Where a director makes a declaration without reasonable grounds for the opinion as to the solvency of the company, the director may be found to be personally liable for all of the debts of the company. If the company is wound up within 12 months of the date of the declaration and its debts are not paid or provided for within 12 months of the winding up commencing, it will be presumed, until the contrary is shown, that each director who made the declaration did not have reasonable grounds for doing so.
Practical steps that can be taken by the directors to support their opinion include the review at board level of projected cash-flow and working capital for the coming 12 months (at a minimum).
Transactions in breach of Section 82 are voidable at the instance of the company against any person who had notice of the facts constituting the breach.
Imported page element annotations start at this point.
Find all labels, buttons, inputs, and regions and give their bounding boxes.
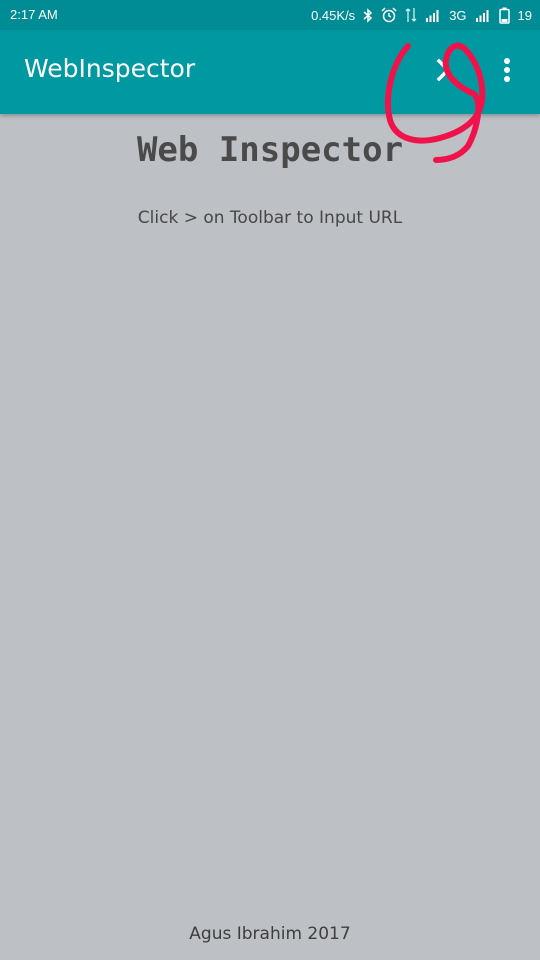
input-url-button[interactable] [424,50,464,94]
signal-icon [425,8,441,22]
app-title: WebInspector [24,54,196,83]
footer-credit: Agus Ibrahim 2017 [189,924,351,944]
status-time: 2:17 AM [10,7,58,22]
chevron-right-icon [435,58,453,86]
alarm-icon [381,7,397,23]
status-icons: 0.45K/s 3G 19 [311,0,532,30]
hint-text: Click > on Toolbar to Input URL [137,208,403,228]
data-arrows-icon [405,7,417,23]
battery-icon [498,7,510,24]
bluetooth-icon [363,7,373,23]
app-toolbar: WebInspector [0,30,540,114]
status-bar: 2:17 AM 0.45K/s 3G 19 [0,0,540,30]
battery-level: 19 [517,7,532,23]
more-vert-icon [503,57,511,87]
network-type: 3G [449,7,467,23]
net-speed: 0.45K/s [311,7,356,23]
signal-icon [475,8,491,22]
page-heading: Web Inspector [136,130,404,170]
overflow-menu-button[interactable] [490,50,524,94]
The revisions to the treatment of financial assistance brought about by the Act have been largely welcomed. Section 82(5) of the Act clarifies that financial assistance in relation to the acquisition of shares in a company or its holding company is not prohibited if the company’s principal purpose in giving the assistance is not to give it for the purpose of any such acquisition. This has brought transactions which in the past, might have been “whitewashed” as a precautionary measure outside the scope of the prohibition. The changes to the wording of the refinancing exemption have also been helpful for companies and their advisors. In addition, the fact that directors will not be required to assume (where relevant) either that the company will be called upon to pay moneys on foot of a guarantee given or, that security given will be realised in determining its solvency is informative and helpful.